Saturday, June 12, 2010

Horseshoe Crabs & Shorebirds

Over the past two Saturdays I've pedaled down to Plum Beach in search of Horseshoe Crabs and shorebirds.

The spawning season for Atlantic Horseshoe Crabs and northbound migrating shorebirds have been inextricably linked for tens of thousands of years. Most shorebird species are long distant migrants and horseshoe crab eggs are an important food source during stopovers when heading to their arctic breeding grounds. During the crab's spring breeding cycle large numbers of shorebirds and seabirds can be found feasting on the eggs along NYC beaches. Plum Beach is one of these locations. If you look closely in this photograph, you can see lines of pale green eggs running parallel to the high-tide mark. These are eggs that have been exposed by the tide, making them available to hungry birds.
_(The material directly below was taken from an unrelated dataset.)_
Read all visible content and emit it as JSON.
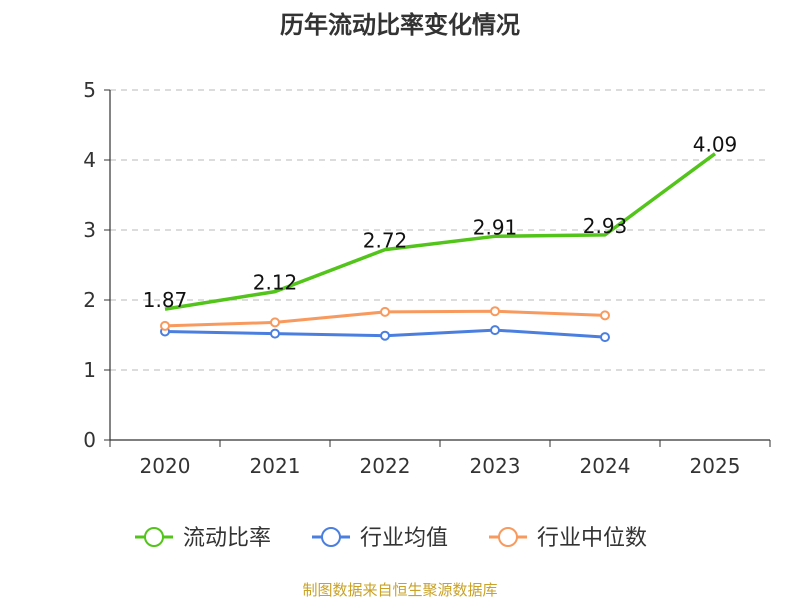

Last Saturday I met Heydi there at 6am and it appeared that we timed our visit perfectly. Horseshoe Crabs were found all up and down the beach and shorebird numbers were very high compared to the day before. When I spoke with Shane he said he found only 50 Semipalmated Sandpipers on Friday. On Saturday I estimated there were around 1200 shorebirds. The flocks were primarily composed of Semipalmated Sandpipers, but our final morning list contained Black-bellied Plover, Semipalmated Plover, American Oystercatcher, Willet, Sanderling, Western Sandpiper, White-rumped Sandpiper, Dunlin and Short-billed Dowitcher. In addition, there were large numbers of Laughing Gulls feasting on the eggs. Least and Common Terns dove for fish just offshore. Here's a short video of one mixed flock of shorebirds on the low-tide mudflat.

video

Unfortunately, all is not rosy with this avian-"crab" relationship. Due to over harvesting and habitat destruction, horseshoe crab numbers have plummeted. PBS produced an excellent documentary about this issue which can be seen online here. In an effort to understand Horseshoe Crab movements the US Fish & Wildlife Service and US Geologic Survey have been tagging individuals from various locations. This past Saturday Heydi and I located one of the tagged crabs at Plum Beach. I submitted the tag and location data and will let you know when I find out where this individual was originally captured.

Plodding along on dry land, Horseshoe Crabs appear ungainly and clumsy. I frequently find them turned over on their backs where they struggle helplessly to right themselves. If left on their backs, they will eventually die. I'm not sure how they end up that way and if it is ignorant people who flip them over, but Heydi and I rescued a couple of dozen over two Saturdays. If you ever spot one on its back, just pick it up by the shell (http://www.horseshoecrab.org/act/flipem.html), carry it down to the water and place it right-side up. In contrast to this uncoordinated image, I watched a large number of them swimming on the incoming tide within Plum Beach's tidal marsh. The speed and agility of these living dinosaurs was remarkable:

video

Finally, here's a short slideshow of some images I shot at Plum Beach and Floyd Bennett Field:

5 comments:

OpposableChums said...

Amazing pix and story. Thanks.

Matthew said...

Rob, I understand that picking them up by the tail or telson is not recommended because it can damage the optical sensors that are there. This from the just flip 'em campaign at horseshoecrab.org and from personal conversation with rangers at JBWR, who both say the uncrabs should be handled by the edges of the shell.
http://www.horseshoecrab.org/act/flipem.html

Rob Jett said...

Matt,

Thanks for the info. I'll update the post.

Beth in NYC said...

Rob, I've been intending to go to Plum Beach for just the same reason. Do you think it's safe for a woman with a camera and large lens to be there alone?

Rob Jett said...

I do believe that Plum Beach is a very safe location.